第122章 TWO DREAMS(4)
If I felt any aversion to the politicians of my time, it was to that base Cardinal de Lorraine, and to his brother the shrewd and brutal soldier who spied upon my every act. They were the real enemies of my children; they sought to snatch the crown; I saw them daily at work and they wore me out. If /we/ had not ordered the Saint-Bartholomew, the Guises would have done the same thing by the help of Rome and the monks. The League, which was powerful only in consequence of my old age, would have begun in 1573.' 'But, madame, instead of ordering that horrible murder (pardon my plainness) why not have employed the vast resources of your political power in giving to the Reformers those wise institutions which made the reign of Henri IV. so glorious and so peaceful?' She smiled again and shrugged her shoulders, the hollow wrinkles of her pallid face giving her an expression of the bitterest sarcasm. 'The peoples,' she said, 'need periods of rest after savage feuds; there lies the secret of that reign. But Henri IV. committed two irreparable blunders. He ought neither to have abjured Protestantism, nor, after becoming a Catholic himself, should he have left France Catholic. He, alone, was in a position to have changed the whole of France without a jar. Either not a stole, or not a conventicle--that should have been his motto. To leave two bitter enemies, two antagonistic principles in a government with nothing to balance them, that is the crime of kings; it is thus that they sow revolutions. To God alone belongs the right to keep good and evil perpetually together in his work. But it may be,' she said reflectively, 'that that sentence was inscribed on the foundation of Henri IV.'s policy, and it may have caused his death. It is impossible that Sully did not cast covetous eyes on the vast wealth of the clergy,--which the clergy did not possess in peace, for the nobles robbed them of at least two-thirds of their revenue. Sully, the Reformer, himself owned abbeys.' She paused, and appeared to reflect.
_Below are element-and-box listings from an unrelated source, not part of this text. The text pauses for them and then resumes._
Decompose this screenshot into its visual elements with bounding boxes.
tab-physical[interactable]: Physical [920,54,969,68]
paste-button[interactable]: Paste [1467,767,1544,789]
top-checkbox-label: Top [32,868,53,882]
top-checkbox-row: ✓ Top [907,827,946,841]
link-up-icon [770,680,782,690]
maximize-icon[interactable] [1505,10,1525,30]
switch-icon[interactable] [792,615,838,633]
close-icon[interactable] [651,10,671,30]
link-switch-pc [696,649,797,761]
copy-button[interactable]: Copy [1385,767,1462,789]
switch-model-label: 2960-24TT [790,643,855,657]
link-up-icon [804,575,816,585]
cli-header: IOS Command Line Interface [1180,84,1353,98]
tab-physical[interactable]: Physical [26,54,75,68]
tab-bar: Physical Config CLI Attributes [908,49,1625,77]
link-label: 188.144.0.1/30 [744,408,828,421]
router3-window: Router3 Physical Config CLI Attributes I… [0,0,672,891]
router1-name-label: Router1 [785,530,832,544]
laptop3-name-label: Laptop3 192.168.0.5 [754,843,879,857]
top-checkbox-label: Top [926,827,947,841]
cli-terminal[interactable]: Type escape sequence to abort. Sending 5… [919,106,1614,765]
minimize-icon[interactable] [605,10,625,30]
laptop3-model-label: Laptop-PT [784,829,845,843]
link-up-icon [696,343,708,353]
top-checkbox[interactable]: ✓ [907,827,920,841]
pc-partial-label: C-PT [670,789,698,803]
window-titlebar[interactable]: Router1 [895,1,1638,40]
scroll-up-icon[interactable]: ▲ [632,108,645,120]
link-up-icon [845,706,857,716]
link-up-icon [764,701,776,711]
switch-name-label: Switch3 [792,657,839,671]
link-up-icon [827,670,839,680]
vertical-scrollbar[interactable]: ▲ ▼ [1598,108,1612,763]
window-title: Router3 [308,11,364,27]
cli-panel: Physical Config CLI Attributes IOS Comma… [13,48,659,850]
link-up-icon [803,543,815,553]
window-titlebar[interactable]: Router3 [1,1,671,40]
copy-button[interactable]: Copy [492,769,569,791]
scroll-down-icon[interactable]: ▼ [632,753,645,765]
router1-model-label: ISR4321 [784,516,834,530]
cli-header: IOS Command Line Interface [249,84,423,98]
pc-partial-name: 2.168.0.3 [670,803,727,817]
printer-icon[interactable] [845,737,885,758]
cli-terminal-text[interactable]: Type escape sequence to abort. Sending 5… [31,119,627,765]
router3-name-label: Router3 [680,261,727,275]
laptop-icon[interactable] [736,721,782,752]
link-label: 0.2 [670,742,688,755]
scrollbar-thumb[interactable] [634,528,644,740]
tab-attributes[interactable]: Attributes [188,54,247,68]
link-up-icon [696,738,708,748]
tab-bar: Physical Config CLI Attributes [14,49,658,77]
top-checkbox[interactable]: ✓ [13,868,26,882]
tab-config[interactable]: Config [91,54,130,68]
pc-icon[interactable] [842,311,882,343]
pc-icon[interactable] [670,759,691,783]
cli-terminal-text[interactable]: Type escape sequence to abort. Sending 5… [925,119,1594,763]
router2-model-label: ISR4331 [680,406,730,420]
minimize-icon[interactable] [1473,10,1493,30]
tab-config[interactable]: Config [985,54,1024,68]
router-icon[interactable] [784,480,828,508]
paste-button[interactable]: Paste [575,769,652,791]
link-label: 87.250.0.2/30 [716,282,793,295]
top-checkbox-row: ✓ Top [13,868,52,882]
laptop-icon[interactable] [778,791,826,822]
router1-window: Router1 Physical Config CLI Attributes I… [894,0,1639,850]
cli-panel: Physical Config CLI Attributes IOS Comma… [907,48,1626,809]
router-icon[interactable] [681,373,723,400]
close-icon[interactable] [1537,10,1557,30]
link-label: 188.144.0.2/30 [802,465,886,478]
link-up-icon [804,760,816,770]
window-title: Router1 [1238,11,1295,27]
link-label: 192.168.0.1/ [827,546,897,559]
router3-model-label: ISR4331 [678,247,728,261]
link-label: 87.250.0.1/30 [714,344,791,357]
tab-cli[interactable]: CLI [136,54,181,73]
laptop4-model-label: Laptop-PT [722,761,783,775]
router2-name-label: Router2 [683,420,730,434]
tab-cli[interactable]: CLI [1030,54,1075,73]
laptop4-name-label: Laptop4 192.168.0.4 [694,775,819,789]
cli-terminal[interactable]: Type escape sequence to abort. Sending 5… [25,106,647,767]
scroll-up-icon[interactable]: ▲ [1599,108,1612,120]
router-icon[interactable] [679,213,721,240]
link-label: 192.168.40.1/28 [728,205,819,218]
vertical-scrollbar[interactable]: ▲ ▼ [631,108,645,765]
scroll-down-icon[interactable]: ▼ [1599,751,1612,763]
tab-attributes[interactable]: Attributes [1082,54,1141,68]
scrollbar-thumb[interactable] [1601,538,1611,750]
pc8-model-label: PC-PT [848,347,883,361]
'But,' she resumed, 'remember you are asking the niece of a Pope to justify her Catholicism.' She stopped again. 'And yet, after all,' she added with a gesture of some levity, 'I should have made a good Calvinist! Do the wise men of your century still think that religion had anything to do with that struggle, the greatest which Europe has ever seen?--a vast revolution, retarded by little causes which, however, will not be prevented from overwhelming the world because Ifailed to smother it; a revolution,' she said, giving me a solemn look, 'which is still advancing, and which you might consummate. Yes, /you/, who hear me!' I shuddered. 'What! has no one yet understood that the old interests and the new interests seized Rome and Luther as mere banners? What! do they not know Louis IX., to escape just such a struggle, dragged a population a hundredfold more in number than Idestroyed from their homes and left their bones on the sands of Egypt, for which he was made a saint? while I--But I,' she added, '/failed/.'
She bowed her head and was silent for some moments. I no longer beheld a queen, but rather one of those ancient druidesses to whom human lives are sacrificed; who unroll the pages of the future and exhume the teachings of the past. But soon she uplifted her regal and majestic form. 'Luther and Calvin,' she said, 'by calling the attention of the burghers to the abuses of the Roman Church, gave birth in Europe to a spirit of investigation which was certain to lead the peoples to examine all things. Examination leads to doubt. Instead of faith, which is necessary to all societies, those two men drew after them, in the far distance, a strange philosophy, armed with hammers, hungry for destruction. Science sprang, sparkling with her specious lights, from the bosom of heresy. It was far less a question of reforming a Church than of winning indefinite liberty for man--which is the death of power. I saw that. The consequence of the successes won by the religionists in their struggle against the priesthood (already better armed and more formidable than the Crown)was the destruction of the monarchical power raised by Louis IX. at such vast cost upon the ruins of feudality. It involved, in fact, nothing less than the annihilation of religion and royalty, on the ruins of which the whole burgher class of Europe meant to stand. The struggle was therefore war without quarter between the new ideas and the law,--that is, the old beliefs. The Catholics were the emblem of the material interests of royalty, of the great lords, and of the clergy. It was a duel to the death between two giants; unfortunately, the Saint-Bartholomew proved to be only a wound. Remember this:
because a few drops of blood were spared at that opportune moment, torrents were compelled to flow at a later period. The intellect which soars above a nation cannot escape a great misfortune; I mean the misfortune of finding no equals capable of judging it when it succumbs beneath the weight of untoward events. My equals are few; fools are in the majority: that statement explains it all. If my name is execrated in France, the fault lies with the commonplace minds who form the mass of all generations. In the great crises through which I passed, the duty of reigning was not the mere giving of audiences, reviewing of troops, signing of decrees. I may have committed mistakes, for I was but a woman. But why was there then no man who rose above his age? The Duke of Alba had a soul of iron; Philip II. was stupefied by Catholic belief; Henri IV. was a gambling soldier and a libertine; the Admiral, a stubborn mule. Louis XI. lived too soon, Richelieu too late.